A gradient, in mathematics, calculates the rate of change of a property in question. Gradient-corrected functionals aim take into consideration the inconsistencies of electron density. These type of functionals. A type of gradient-corrected functional, PW91 has a Perdew-Wang exchange functional and a Perdew-Wang correlation functional.
With various functionals in his name, it is easy to see the massive role Dr. Yang has played in the development of the density functional theory (picture provided below). In Marcel Swart’s 2016 density functional theory poll, PW91 was ranked the eleventh most popular functional in the first division. To form the hybrid functional B3LYP, the PW91 correlation functional gets replaced by the Lee-Yang-Parr functional. For those in the computational chemistry field, hybrid functionals are the most popular and common type of DFT method. They are even sometimes known as ACM functionals, which stands for adiabatic connection method.
Hybrid functionals are very accurate at predicting the change of Gibb’s free energy in a system and at finding a geometry optimization but are more computationally costly than local density approximations and gradient-corrected functionals. These types of functionals bring together ab initio methods (majority of the time Hartree-Fock methods) and density functional theory mathematics. In other words, a hybrid functional is a functional that has electron correlation, exchange energy with a density functional theory approximation, and exchange energy with a Hartree-Fock approximation all combined together 7.
Ab initio methods are those in which Schrodinger equation is used to create the entire model mathematically. More specifically, Hartree-Fock methods take into consideration the average effect of correlation of one electron on another electron in a system. Hybrid functionals usually overpredict bond lengths of molecules. In Marcel Swart’s 2016 density functional theory poll, B3LYP was ranked the third most popular functional in the first division. For the majority of systems, the B3LYP/6-31G model chemistry will get the best approximations of a certain system, especially those involving organics. This functional approximates properties related to geometries really well 8. B3LYP should not be chosen as a functional if one is trying to approximate the excitation energies, reaction barriers, transition metals, and relativistic elements of a system.

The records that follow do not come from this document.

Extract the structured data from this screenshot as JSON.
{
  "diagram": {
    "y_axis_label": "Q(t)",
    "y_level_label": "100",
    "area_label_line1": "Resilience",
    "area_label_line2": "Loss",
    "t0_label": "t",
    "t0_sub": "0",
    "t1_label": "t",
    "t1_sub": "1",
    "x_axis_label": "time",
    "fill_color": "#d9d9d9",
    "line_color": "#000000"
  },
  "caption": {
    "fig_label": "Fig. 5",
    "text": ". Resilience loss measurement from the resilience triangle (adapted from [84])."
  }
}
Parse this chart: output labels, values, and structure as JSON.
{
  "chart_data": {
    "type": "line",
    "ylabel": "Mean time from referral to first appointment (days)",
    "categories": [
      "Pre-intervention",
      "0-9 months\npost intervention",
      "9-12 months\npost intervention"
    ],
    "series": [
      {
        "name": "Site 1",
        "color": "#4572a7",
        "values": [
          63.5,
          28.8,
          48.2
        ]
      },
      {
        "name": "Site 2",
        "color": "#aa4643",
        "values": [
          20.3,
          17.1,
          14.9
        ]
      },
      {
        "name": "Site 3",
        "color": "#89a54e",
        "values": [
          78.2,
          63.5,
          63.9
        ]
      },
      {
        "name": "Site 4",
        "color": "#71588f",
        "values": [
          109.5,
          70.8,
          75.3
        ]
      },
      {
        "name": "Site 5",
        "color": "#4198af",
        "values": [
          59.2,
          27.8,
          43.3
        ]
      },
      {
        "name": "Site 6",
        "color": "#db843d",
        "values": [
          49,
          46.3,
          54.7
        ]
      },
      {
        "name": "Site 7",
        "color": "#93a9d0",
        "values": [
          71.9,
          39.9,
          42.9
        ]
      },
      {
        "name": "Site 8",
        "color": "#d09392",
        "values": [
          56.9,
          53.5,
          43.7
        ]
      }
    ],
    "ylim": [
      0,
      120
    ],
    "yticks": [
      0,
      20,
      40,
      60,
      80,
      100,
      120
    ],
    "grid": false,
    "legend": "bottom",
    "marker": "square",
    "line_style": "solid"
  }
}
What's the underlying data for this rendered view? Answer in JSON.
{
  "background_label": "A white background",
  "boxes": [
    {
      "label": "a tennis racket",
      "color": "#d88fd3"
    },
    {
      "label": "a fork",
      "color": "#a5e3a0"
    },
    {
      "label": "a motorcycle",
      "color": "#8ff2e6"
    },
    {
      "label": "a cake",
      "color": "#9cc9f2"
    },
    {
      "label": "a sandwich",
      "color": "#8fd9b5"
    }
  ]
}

The B3LYP exchange-correlation functional, a mixing scheme of 3 parameters, is ”made” from pieces of the Hartree-Fock exchange functional, local spin density approximation exchange functional, Becke88 exchange functional, Lee-Yang-Parr correlation functional, and Vosko-Wilk-Nusair correlation functional. As the search for the best functional to approximate the exchange-correlation functional progresses, it can be said that the easiest way to get a PhD in chemistry is to create a better functional than those that exist today.
From the information in the previous section, it can be seen that the two best functionals are the PBE gradient-corrected functional and PBE0 hybrid functional, due to their versatility to find numerous properties of a system. Whenever in doubt about what functional to use for a given system, the B3LYP hybrid functional, as well as the two functionals stated above, should be chosen. Keeping in mind that each functional class has certain applications and scenarios it works best in, in general, scientists should stick away from local density approximations, due to their primitiveness and by the availability of more useful functionals. As density functional theory continues to grow and become more and more popular, the field of computational chemistry will soon be pushed into the spotlight.